The Enlightenment thinkers discovered that the Sun, not the Earth, was the center of the universe, all of the movement of objects in space was governed by the same simple laws of motion, a force called gravity held everything to the surface of the earth, the static electricity we feel after walking across a carpeted floor is made of the same ‘stuff’ as a bolt of lightning. Irrefutable and immutable natural laws governed everything.
And the enlightenment thinkers didn’t stop with the physical sciences. There were laws that must govern society as well. The King was no longer the ultimate arbiter of truth, the law was.

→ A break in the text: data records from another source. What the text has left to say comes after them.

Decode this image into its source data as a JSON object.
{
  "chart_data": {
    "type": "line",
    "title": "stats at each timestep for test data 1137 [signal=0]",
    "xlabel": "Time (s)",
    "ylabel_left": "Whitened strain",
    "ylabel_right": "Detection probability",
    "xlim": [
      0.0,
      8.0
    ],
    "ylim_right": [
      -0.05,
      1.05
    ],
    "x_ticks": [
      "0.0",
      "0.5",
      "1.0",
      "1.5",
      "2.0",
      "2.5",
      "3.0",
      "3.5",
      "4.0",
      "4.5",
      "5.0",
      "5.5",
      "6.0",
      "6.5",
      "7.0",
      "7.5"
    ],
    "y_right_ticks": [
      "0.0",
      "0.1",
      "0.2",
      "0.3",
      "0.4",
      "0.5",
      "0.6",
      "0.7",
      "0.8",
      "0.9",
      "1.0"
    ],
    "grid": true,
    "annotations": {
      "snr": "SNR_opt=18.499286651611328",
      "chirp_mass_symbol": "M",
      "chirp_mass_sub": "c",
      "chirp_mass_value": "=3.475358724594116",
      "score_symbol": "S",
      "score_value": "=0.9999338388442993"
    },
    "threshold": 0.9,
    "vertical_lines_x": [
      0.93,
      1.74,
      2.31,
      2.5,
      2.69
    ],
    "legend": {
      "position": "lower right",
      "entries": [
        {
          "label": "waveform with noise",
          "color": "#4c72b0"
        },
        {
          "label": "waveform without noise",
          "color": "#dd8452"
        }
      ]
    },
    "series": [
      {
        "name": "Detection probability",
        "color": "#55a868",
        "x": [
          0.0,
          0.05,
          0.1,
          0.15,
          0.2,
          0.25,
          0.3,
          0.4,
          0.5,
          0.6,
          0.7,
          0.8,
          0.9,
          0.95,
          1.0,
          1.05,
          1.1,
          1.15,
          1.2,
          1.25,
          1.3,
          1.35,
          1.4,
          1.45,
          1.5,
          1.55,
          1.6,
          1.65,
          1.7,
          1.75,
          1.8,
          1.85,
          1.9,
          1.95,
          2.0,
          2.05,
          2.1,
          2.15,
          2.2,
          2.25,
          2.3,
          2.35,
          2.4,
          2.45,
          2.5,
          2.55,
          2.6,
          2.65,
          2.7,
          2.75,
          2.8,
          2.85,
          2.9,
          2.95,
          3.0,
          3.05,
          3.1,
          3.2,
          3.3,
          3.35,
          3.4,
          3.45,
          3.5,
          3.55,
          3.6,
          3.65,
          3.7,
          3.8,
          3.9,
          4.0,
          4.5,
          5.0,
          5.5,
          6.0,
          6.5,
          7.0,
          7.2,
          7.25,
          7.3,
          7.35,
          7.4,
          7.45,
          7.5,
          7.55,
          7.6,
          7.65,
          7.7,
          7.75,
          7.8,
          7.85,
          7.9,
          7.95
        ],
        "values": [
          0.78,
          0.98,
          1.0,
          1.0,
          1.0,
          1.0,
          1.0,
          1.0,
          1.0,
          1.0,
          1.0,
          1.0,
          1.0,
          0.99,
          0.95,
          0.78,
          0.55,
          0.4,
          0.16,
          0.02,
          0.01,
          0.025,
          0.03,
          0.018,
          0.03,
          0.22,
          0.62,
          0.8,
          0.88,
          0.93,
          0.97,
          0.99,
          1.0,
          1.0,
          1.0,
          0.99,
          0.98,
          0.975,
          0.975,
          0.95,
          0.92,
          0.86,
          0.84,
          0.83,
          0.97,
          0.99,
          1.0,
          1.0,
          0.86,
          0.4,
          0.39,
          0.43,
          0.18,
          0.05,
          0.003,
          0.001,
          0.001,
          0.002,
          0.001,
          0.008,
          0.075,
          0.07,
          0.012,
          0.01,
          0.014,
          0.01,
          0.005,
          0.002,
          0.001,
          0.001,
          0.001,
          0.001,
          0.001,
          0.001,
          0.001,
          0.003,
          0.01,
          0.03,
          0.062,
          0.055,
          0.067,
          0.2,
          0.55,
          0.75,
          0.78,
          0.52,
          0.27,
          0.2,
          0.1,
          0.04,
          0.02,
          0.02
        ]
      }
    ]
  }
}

But cracks started to show in the armor of natural law. First the French Revolution which was suppose to be a triumph of science and rationality over the despotism and tyranny of the King became a blood bath ruled by the mentality of a mob. Later Darwin showed how human beings had not been created independently by God, but had evolved through a process of evolution that connected all of life in one continuous stream of becoming. And still later it was discovered that the immutable laws of motion and light of Sir Isaac Newton were not universal. They held for things of about our size. But as we looked at the world of atomic and subatomic particles we needed Quantum theory to explain things. And Einstein’s theory of relativity showed that space, time and gravity were all relative and inter-dependent.
A ‘new reality’ was born. This reality is not a place governed by God, or natural law. It is a process of inter-related processes. It is an ever-changing reality that grows at all levels, throughout all time. It is a reality that exists in constant relationship. In fact, the image of a universe of things existing in empty space connected by relationships probably needs to be abandoned. What we need to adopt is an image of a universe that is a field of ever shifting and evolving relatedness, in which the experience of relatedness is what creates a sense of separateness between things that does not actually exist.
In this new conception of reality the new arbiter of Truth is not God, or natural law; it is relatedness. Relationship is ultimately real and what ultimately governs the way things are.